Sri Aurobindo
It's Oscar Peterson's birthday today. The Oscar Peterson Trio Live in Chicago was one of my early jazz purchases when I was a young lad, based on no real knowledge or reasoning. I vividly remember listening to it over and over again, digging Oscar's playing and vocalizations. The Ray Brown/Ed Thigpen rhythm section was something to be reckoned with. I've heard through the grapevine that Mr. Peterson's health has not been the best of late, so now is as good a time as any to give him the props he is due.

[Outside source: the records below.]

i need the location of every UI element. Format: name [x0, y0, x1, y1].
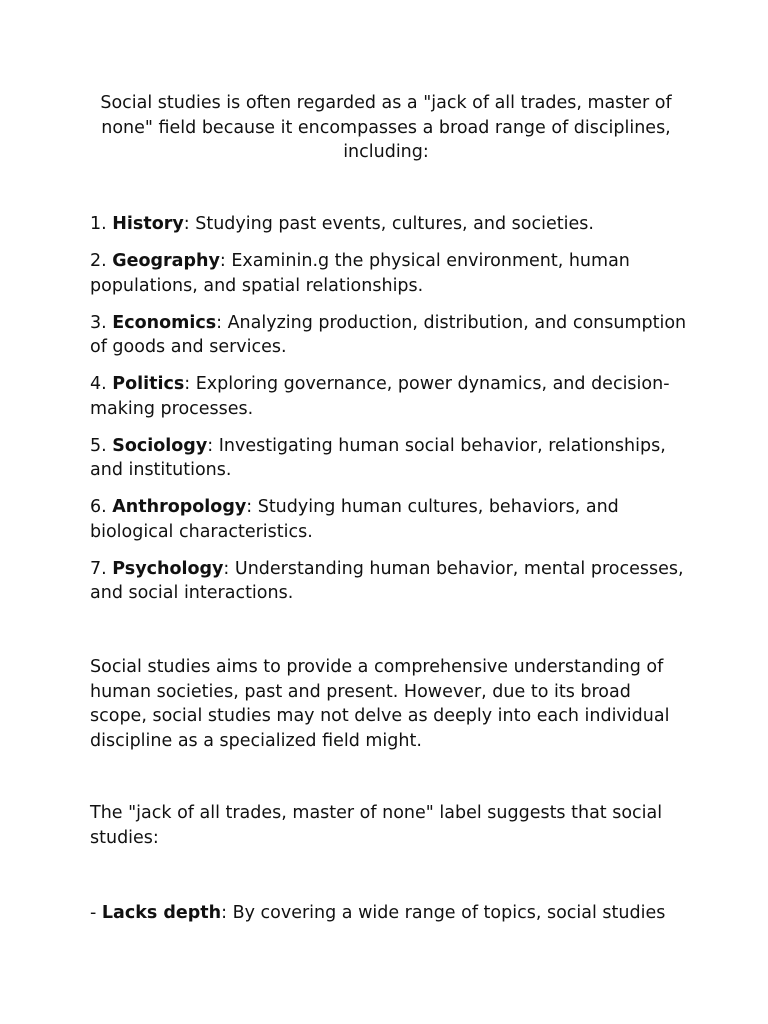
- item-term: Economics: [112, 312, 217, 333]
- intro-paragraph: Social studies is often regarded as a "jack of all trades, master of none" field because it encompasses a broad range of disciplines, including:: [100, 93, 672, 162]
- list-item-anthropology: [90, 495, 690, 544]
- item-number: 7.: [90, 558, 113, 579]
- point-description: : By covering a wide range of topics, social studies: [221, 903, 666, 923]
- item-number: 6.: [90, 497, 113, 517]
- item-number: 5.: [90, 435, 113, 456]
- label-paragraph: The "jack of all trades, master of none" label suggests that social studies:: [90, 803, 663, 848]
- item-term: Geography: [112, 251, 220, 271]
- item-number: 2.: [90, 251, 113, 271]
- list-item-politics: [90, 372, 690, 421]
- lacks-depth-point: [90, 901, 690, 926]
- aims-paragraph: Social studies aims to provide a comprehensive understanding of human societies, past and present. However, due to its broad scope, social studies may not delve as deeply into each individual discipline as a specialized field might.: [90, 657, 670, 751]
- item-term: History: [112, 214, 184, 234]
- item-term: Psychology: [112, 558, 224, 579]
- item-term: Sociology: [112, 435, 208, 456]
- item-description: : Studying past events, cultures, and societies.: [183, 214, 594, 234]
- list-item-psychology: [90, 557, 690, 606]
- list-item-sociology: [90, 434, 690, 483]
- item-number: 3.: [90, 312, 113, 333]
- item-description: : Analyzing production, distribution, and consumption of goods and services.: [90, 312, 687, 357]
- item-description: : Studying human cultures, behaviors, and biological characteristics.: [90, 497, 619, 542]
- disciplines-list: [90, 212, 690, 618]
- point-prefix: -: [90, 903, 102, 923]
- item-description: : Examinin.g the physical environment, human populations, and spatial relationships.: [90, 251, 630, 296]
- list-item-economics: [90, 311, 690, 360]
- list-item-geography: [90, 249, 690, 298]
- item-term: Politics: [112, 374, 185, 394]
- item-number: 4.: [90, 374, 113, 394]
- point-term: Lacks depth: [101, 903, 222, 923]
- item-term: Anthropology: [112, 497, 247, 517]
- item-number: 1.: [90, 214, 113, 234]
- item-description: : Investigating human social behavior, relationships, and institutions.: [90, 435, 666, 480]
- item-description: : Exploring governance, power dynamics, and decision-making processes.: [90, 374, 670, 419]
- item-description: : Understanding human behavior, mental processes, and social interactions.: [90, 558, 684, 603]
- list-item-history: [90, 212, 690, 237]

A quote from Sri Aurobindo:
"Rhythm is the premier necessity of poetical expression because it is the sound-movement which carries on its wave the thought-movement in the word; and it is the musical sound-image which most helps to fill in, to extend, subtilise and deepen the though impression or the emotional or vital impression and to carry the sense beyond itself into an expression of the intellectually inexpressible - always the peculiar power of music..."
and
"Music deepens the emotions and harmonises them with each other. Between them music, art and poetry are a perfect education for the soul; they make and keep its movements purified, self-controlled, deep and harmonious. These, therefore, are agents which cannot profitably be neglected by humanity on its onward march or degraded to the mere satisfaction of sensuous pleasure which will disintegrate rather than build the character. They are, when properly used, great educating, edifying and civilising forces."
Muhal Richard Abrams solo piano tomorrow evening in Millennium Park here in Chicago, 6:30 PM, free.
I apologize for the tumbleweeds around here of late. It probably won't get much better until after Labor Day weekend when my schedule settles down, and then the deluge of backlogged reviewing and writing will come tumbling forth.